President Donald Trump announced Tuesday that he had chosen Deputy CIA Director Gina Haspel to run the agency while her boss, Mike Pompeo, replaces Secretary of State Rex Tillerson. Haspel’s legacy is marked by her involvement in one of the CIA’s most controversial programs ― the torture of terror suspects in the early fight against al Qaeda.
As the head of a clandestine base in Thailand, Haspel oversaw the interrogation of Abd al-Rahim al Nashiri, according to several outlets, including The New York Times and ProPublica. The interrogation reportedly included techniques like waterboarding.

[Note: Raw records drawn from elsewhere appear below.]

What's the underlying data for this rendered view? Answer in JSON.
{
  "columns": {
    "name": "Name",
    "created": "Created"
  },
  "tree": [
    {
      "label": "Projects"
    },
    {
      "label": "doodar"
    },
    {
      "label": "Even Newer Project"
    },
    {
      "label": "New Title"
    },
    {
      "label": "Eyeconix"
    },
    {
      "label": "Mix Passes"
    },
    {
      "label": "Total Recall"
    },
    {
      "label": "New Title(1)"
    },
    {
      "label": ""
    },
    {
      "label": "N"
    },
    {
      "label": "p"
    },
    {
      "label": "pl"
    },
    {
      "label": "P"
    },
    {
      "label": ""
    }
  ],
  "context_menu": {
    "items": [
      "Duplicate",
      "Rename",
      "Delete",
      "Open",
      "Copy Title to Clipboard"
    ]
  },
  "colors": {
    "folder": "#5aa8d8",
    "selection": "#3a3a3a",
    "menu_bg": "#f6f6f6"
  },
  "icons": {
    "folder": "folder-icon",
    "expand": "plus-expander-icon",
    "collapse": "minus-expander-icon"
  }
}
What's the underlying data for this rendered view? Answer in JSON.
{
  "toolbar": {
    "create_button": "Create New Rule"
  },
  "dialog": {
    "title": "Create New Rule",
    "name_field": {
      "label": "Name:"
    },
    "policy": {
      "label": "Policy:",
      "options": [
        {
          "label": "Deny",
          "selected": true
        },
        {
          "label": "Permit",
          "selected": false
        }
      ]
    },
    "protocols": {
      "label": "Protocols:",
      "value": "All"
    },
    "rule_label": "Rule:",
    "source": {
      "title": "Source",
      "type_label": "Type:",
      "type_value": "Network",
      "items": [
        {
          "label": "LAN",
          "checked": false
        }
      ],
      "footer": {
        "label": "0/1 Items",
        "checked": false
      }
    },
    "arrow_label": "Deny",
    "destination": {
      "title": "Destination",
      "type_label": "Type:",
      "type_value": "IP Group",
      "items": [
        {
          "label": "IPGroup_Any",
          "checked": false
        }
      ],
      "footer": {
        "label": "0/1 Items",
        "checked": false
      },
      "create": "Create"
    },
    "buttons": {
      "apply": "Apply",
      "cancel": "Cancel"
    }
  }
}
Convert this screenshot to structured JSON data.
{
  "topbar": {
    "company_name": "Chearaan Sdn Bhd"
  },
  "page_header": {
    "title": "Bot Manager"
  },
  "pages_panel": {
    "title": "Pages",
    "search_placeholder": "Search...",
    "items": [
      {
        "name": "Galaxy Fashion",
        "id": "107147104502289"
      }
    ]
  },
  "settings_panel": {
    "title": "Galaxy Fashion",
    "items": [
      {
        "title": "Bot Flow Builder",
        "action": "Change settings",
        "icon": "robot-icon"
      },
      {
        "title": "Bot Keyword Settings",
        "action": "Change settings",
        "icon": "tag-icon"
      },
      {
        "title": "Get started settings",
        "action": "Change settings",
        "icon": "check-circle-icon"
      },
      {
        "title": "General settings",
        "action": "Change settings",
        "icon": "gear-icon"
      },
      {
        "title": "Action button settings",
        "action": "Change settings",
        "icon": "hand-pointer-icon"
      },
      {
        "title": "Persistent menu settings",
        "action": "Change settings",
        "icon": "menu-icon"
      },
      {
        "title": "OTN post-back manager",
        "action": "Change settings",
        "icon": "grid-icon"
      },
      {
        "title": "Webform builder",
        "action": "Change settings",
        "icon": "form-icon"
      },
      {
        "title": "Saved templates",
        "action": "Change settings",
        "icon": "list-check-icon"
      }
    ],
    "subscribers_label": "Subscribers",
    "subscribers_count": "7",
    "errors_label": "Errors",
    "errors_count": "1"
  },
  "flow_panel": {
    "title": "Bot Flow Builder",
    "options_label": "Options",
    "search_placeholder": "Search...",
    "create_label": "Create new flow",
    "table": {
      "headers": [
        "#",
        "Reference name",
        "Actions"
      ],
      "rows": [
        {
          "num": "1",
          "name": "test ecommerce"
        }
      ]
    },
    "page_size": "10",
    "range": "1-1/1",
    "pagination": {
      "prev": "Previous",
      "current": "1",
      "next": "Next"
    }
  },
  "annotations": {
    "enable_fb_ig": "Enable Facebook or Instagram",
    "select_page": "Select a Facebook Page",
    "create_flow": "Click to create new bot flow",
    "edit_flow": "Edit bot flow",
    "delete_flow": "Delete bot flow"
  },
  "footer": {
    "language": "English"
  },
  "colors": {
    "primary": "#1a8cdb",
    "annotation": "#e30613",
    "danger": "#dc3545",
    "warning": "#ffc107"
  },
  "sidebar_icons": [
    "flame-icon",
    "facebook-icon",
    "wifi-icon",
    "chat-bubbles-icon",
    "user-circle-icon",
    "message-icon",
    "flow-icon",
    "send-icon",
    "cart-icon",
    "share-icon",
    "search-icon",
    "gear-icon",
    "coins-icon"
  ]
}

Another suspect, Abu Zubaydah, was also interrogated at the Thailand facility, although sources told those outlets Haspel had not been put in charge of the base yet when he was questioned. Abu Zubaydah was waterboarded 83 times in one month ― to the point that doctors once had to revive him ― and lost sight in one eye.
The torture sessions were videotaped, and Haspel also reportedly played a part in the tapes’ destruction in 2005. The CIA has disputed this, saying the decision fell to Haspel’s boss at the time, Jose Rodriguez.
CIA agents tortured terror suspects in black sites across the globe until former President Barack Obama ended the practice via executive order in 2009.
“Ms. Haspel’s background makes her unsuitable to serve as CIA director,” Sen. Ron Wyden (D-Ore.) said in a statement Tuesday. “Her nomination must include total transparency about this background, which I called for more than a year ago when she was appointed deputy director. If Ms. Haspel seeks to serve at the highest levels of U.S. intelligence, the government can no longer cover up disturbing facts from her past.”
Sen. John McCain (R-Ariz.) also expressed skepticism about Haspel, given her background. “Ms. Haspel needs to explain the nature and extent of her involvement in the CIA’s interrogation program during the confirmation process,” he said.
Sen. Dianne Feinstein (D-Calif.), who blocked Haspel’s promotion to acting head of the agency’s clandestine service in 2013 for her involvement in the torture program, refused to make her stance clear on Tuesday.
“Well, I have spent some time with her, we’ve had dinner together, we have talked ... everything I know is, is that she has been a good deputy director of the CIA,” Feinstein said. “I think hopefully the entire organization learned something from the so-called enhanced interrogation program. I think it’s something that can’t be forgotten. And I certainly can never forget it. And I won’t let any director forget it.”
Several congressional Democrats also rejected Haspel’s nomination to deputy director last year.
“I am especially concerned by reports that this individual was involved in the unauthorized destruction of CIA interrogation videotapes, which documented the CIA’s use of torture against two CIA detainees,” Sen. Sheldon Whitehouse (D-R.I.) said last February. “My colleagues Senators Wyden and Heinrich have stated that classified information details why the newly appointed Deputy Director is ‘unsuitable’ for the position and have requested that this information be declassified. I join their request.”
A CIA spokesperson said the story was wrong but did not comment further.
Haspel’s likely promotion reflects Pompeo’s and Trump’s sympathetic approach to torture. Trump has said he wants to bring back waterboarding. Pompeo said he would consider reinstating it, although he couldn’t imagine that Trump would ask him to.
This post has been updated with statements from Feinstein, McCain and Wyden, as well as comment from the CIA.
Igor Bobic contributed reporting.
CORRECTION: A previous version of this story indicated Haspel was in charge of a CIA black site in Thailand while Abu Zubaydah was tortured there. In fact, new reports say she took the helm of the site after he was tortured. Language in this story also has been amended to remove the indication that torture at CIA black sites during the Bush presidency was legal. The Bush and Obama administrations have disagreed on the legality of the interrogation techniques under U.S. and international law.